探偵 夜店 3
例えば、夫の財布にホテルの領収書が入っていたとか、背中に爪で引っかかれた痕がついていたなどと、まことしやかに疑惑の原因を並べ立てては、いかに自分の判断が正しいかを強調する。しかし、何日調査しても、マルヒにはあやしいそぶりはなく、毎日、判で押したように帰宅してしまう。結局、依頼人が勝手に想像した話だとわかり、われわれは調査費用はいただけるとはいえ、強い疲労感を覚えたものだ。そんなことを考え、依頼人の返事を待っていると、依頼人は少し考えてから笑い顔になり、「このあいだ田舎から母が来まして変なことを言うものですから、それでなんとなく気になってしまって。そんなことはないとは思うのですが、はっきりとさせておいたほうがいいのではないかと思ってしまったのです」こう言いながら、依頼人は口を押さえてさもおかしそうに笑っている。わたしはそんな依頼人を見て、幸せなんだなと思った。七十を超える母親が、自分たち夫婦と散歩中、夫が小ちゃな女の子のオモチャばかり見ていたからあやしいと忠告して帰っていったと話たあとで、「母は心配性ですから」と自ら打ち消してしまった。そのことに気づいたのか、「最近、わたしの友達のご主人の不倫騒動があって、その人の相談に乗っているうちに母の言葉を思い出し、他人事じゃあないかもしれないって考えるようになったのです」とつけ加えた。とどのつまりは、依頼人に確たる証拠は何もあにのだった。ただ漠然とした不安を払拭するために調べておきたいといったことだった。
目の前に座っている幸せそうな夫人が、探偵社を訪れた経緯はこんなことだった。しかしわたしは、依頼人が最初に言った、「夫は仕事の都合で、めったに帰宅しない」という言葉を聞いたときから、強い確信を持っていた。可哀想だが、この依頼人の夫は、間違いなく浮気をしているし、場合によっては、単なる浮気にとどまっていないかもしれないという勘働きがあった。この頃は、まだ探偵になって二十年あまりしか経っていなかったが、変な自信を持って、この依頼を引き受けた。依頼人は、調査申込書に住所と氏名を記し、着手金十万円を置いて帰っていった。
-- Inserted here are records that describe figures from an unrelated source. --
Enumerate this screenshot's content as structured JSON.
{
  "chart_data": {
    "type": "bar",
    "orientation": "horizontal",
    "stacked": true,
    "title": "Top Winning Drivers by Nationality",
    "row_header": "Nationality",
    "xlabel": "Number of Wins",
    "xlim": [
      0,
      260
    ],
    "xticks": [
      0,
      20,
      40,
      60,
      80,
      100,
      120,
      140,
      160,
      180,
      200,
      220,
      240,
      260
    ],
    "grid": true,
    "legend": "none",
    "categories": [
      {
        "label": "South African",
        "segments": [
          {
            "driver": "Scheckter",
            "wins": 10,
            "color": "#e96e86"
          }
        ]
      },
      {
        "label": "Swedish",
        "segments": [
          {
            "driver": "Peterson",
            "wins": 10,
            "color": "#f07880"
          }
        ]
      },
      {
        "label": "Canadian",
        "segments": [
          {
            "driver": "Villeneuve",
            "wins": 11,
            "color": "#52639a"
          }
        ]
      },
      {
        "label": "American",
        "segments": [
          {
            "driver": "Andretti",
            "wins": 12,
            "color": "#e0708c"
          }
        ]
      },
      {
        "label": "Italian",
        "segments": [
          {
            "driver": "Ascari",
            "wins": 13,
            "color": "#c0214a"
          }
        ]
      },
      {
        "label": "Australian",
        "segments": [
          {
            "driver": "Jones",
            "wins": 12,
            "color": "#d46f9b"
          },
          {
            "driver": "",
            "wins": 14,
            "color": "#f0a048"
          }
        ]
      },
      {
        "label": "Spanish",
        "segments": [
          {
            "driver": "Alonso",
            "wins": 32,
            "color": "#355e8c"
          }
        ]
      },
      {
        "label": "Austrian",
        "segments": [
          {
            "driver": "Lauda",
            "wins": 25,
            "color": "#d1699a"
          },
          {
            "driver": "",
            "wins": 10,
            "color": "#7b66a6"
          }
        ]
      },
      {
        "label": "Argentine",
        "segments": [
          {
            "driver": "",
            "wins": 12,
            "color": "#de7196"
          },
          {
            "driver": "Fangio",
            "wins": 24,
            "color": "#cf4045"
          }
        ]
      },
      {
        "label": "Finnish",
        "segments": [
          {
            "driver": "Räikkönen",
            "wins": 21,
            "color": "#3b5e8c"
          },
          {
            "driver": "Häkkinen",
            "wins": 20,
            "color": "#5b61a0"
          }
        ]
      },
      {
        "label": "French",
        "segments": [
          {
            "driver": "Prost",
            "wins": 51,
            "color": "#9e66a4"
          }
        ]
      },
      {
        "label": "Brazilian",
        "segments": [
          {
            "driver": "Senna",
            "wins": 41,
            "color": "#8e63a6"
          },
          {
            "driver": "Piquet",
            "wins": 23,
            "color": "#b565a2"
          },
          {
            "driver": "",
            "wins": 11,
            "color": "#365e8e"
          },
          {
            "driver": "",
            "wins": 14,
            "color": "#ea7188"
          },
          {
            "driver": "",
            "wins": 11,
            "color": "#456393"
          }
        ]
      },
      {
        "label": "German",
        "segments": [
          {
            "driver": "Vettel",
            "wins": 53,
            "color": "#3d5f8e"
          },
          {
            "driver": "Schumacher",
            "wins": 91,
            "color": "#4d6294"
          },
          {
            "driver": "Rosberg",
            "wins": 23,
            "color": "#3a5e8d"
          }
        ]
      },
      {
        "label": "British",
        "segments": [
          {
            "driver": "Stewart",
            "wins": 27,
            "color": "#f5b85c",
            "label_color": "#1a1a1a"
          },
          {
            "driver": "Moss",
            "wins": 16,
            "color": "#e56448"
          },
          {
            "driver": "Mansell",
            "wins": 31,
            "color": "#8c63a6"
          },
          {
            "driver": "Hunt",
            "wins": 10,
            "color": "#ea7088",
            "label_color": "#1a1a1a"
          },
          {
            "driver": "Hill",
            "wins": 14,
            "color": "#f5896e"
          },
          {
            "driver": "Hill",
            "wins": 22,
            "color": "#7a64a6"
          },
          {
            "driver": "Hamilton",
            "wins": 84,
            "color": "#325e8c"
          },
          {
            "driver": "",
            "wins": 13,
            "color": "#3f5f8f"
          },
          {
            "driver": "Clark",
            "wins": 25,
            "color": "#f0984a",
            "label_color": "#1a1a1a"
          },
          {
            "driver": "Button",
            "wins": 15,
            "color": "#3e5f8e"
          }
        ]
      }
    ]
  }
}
翌日からさっそく調査に入った。マルヒはこの日、千葉県市川市の現場にいた。午後四時、張り込みを開始する。午後六時を少し回ったまだ明るさの残る頃、プレハブで造られた現場事務所からマルヒが出てきた。依頼人から預かった写真のとおりの人物である。身長一七〇センチ、やや小太り。眼鏡は使用せず、この日は夏物のジャケットを着用し、やや不似合いに思えるくらい立派なカバンを持っていた。マルヒはゆったりとした足取りで、JR総武線市川駅方向に歩く。午後六時三十分、市川駅南口に到着。券売機の上にある案内図を見ながら切符を購入(マルヒは千円札を使用した。お釣りの様子から少し遠距離と推測する)。しばらく待つうちに総武線普通電車三鷹行きがホームに滑り込んでくる。マルヒの乗車を見届けてわれわれも車内に入る。マルヒの家は武蔵野市中町にある。このまま三鷹まで行き、北口から歩けば十数分で着くはずだ。わたしは同行する調査員に、「やつは今日家に帰るのかな」と囁いてみる。二人の調査員も面白くない顔をしてうなづく。車両の真ん中のドアから、進行方向に向かって左側の座席に座ったマルヒは、鞄から取り出した文庫本を読みはじめる。午後七時四分、秋葉原駅に到着。三鷹まで行くだろうとの先入観はあったが、駅に着くたびに多少緊張しながら見守っていたわれわれは、マルヒが予定どおりといった感じで下車したため、慌ててそれに続いた。マルヒは山手線と京浜東北線の品川方面行きホームに移動した。